A three-judge panel in Manhattan heard arguments yesterday over whether to reverse Rajaratnam’s conviction for insider trading. The central issue is if prosecutors misled the lower court judge who authorized the wiretaps in 2008 by omitting key facts from their request for the secret recordings, and if Rajaratnam’s conviction should be overturned as a result.
“What happens if we agree with you?” U.S. Circuit Judge Robert Sack asked Rajaratnam’s lawyer, Patricia Ann Millett, a partner at Akin Gump Strauss Hauer & Feld LLP, at the start of the argument. “Does this mean a new trial?” Millett responded yes.
A second judge, Jose Cabranes, suggested in his questions that prosecutors had acted properly. The third judge, Susan Carney, asked Millett what the “remedy” would be if the judges agreed that prosecutors had misled the district court.
The appeals court didn’t rule. A reversal would lead to a new trial for Rajaratnam where wiretaps wouldn’t be played, while a decision for the government will keep Rajaratnam behind bars. He is serving his time at the Federal Medical Center Devens in Ayers, Massachusetts.
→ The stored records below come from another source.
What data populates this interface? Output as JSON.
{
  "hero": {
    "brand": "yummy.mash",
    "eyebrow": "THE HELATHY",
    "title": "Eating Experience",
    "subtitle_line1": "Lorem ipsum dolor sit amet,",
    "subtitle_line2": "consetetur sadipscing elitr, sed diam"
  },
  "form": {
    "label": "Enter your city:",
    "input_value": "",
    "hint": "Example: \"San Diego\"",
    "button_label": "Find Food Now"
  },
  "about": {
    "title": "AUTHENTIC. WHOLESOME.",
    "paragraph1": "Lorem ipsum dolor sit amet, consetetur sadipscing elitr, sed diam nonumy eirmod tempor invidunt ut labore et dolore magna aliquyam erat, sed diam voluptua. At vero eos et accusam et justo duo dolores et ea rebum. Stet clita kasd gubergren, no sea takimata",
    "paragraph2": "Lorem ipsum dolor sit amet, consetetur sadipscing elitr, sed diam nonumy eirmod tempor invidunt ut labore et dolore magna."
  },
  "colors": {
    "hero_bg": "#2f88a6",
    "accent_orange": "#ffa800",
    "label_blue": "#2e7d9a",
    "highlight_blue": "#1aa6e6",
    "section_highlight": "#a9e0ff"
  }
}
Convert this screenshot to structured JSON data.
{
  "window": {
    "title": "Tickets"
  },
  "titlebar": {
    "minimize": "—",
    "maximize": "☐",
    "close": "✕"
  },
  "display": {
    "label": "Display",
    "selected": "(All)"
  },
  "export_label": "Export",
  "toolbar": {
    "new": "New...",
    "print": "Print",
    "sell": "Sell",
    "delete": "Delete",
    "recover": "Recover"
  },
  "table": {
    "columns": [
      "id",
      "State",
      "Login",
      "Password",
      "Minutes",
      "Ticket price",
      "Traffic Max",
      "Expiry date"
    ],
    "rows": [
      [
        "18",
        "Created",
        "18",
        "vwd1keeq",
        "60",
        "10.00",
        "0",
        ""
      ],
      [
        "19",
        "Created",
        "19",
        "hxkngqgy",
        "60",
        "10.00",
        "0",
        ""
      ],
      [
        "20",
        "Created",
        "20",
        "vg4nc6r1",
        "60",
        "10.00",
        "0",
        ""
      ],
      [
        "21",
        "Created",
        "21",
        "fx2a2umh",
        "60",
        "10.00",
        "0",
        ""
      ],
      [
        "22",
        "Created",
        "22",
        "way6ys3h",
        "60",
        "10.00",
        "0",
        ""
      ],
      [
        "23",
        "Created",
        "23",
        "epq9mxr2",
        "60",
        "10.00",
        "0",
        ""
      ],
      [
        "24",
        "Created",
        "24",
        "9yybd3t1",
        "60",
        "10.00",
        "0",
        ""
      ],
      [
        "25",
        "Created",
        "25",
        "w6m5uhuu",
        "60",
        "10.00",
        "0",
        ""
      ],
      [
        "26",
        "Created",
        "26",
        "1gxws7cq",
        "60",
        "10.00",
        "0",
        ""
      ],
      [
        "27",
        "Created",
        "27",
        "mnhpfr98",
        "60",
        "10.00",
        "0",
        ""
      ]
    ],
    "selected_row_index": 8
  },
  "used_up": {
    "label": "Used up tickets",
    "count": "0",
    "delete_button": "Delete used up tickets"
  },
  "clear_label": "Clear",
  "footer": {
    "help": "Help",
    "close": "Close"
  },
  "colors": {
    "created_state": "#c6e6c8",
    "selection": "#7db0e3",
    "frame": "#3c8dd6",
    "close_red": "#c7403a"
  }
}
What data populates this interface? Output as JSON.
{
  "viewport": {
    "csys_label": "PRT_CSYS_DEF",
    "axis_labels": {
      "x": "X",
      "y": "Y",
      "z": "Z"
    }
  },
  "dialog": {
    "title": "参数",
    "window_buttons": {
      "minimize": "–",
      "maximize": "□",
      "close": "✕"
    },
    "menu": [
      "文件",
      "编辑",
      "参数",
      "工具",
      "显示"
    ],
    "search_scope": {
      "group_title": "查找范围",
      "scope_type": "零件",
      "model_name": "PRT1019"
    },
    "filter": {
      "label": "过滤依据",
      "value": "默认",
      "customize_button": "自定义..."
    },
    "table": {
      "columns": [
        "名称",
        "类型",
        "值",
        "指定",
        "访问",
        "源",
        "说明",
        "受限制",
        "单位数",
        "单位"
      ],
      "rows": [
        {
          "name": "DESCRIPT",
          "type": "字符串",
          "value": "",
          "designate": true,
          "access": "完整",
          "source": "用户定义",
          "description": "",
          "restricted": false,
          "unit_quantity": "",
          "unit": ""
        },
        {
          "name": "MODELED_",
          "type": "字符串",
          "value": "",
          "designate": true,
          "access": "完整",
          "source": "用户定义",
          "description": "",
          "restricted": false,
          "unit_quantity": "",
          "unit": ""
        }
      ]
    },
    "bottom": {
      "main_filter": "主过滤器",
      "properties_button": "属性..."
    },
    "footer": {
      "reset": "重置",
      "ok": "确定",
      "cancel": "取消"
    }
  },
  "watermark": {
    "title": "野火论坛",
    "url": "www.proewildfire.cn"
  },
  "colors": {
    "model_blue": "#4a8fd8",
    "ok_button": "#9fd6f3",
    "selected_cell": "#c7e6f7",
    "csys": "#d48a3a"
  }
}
Rajaratnam was convicted of directing the biggest hedge fund insider-trading scheme in U.S. history. At the trial, the government introduced 45 wiretap recordings, along with documents and testimony derived from the wiretaps.
During yesterday’s argument, Millett argued that prosecutors violated federal law by deceiving the judge who authorized the wiretaps through numerous “misstatements.” Prosecutors omitted important details about the scope, duration and methods of the U.S. Securities and Exchange Commission’s insider-trading investigation, she said.
“In paragraph after paragraph” of the government’s wiretap request, “there were statements that had no reality,” she said. “You cannot ask for a wiretap without showing what you’ve done.”
Assistant U.S. Attorney Andrew Fish defended the U.S. wiretap request, saying prosecutors didn’t intend to mislead the lower court judge. If prosecutors had included details of the SEC investigation and the difficulties then confronting the agency in gathering evidence against Rajaratnam, the lower court judge would have been even more likely to authorize the wiretaps, he said.
“No suppression is warranted,” Fish argued.
Kevin O’Brien, a partner at Harris, O’Brien, St. Laurent & Houghteling LLP in New York and a former federal prosecutor, said prosecutors must follow strict disclosure rules before obtaining approval for a wiretap because wiretaps are so invasive.
The Rajaratnam appeal is U.S. v. Rajaratnam, 11-04416, U.S. Court of Appeals for the Second Circuit (New York); the Gupta case is U.S. v. Gupta, 11-00907, U.S. District Court, Southern District of New York (Manhattan).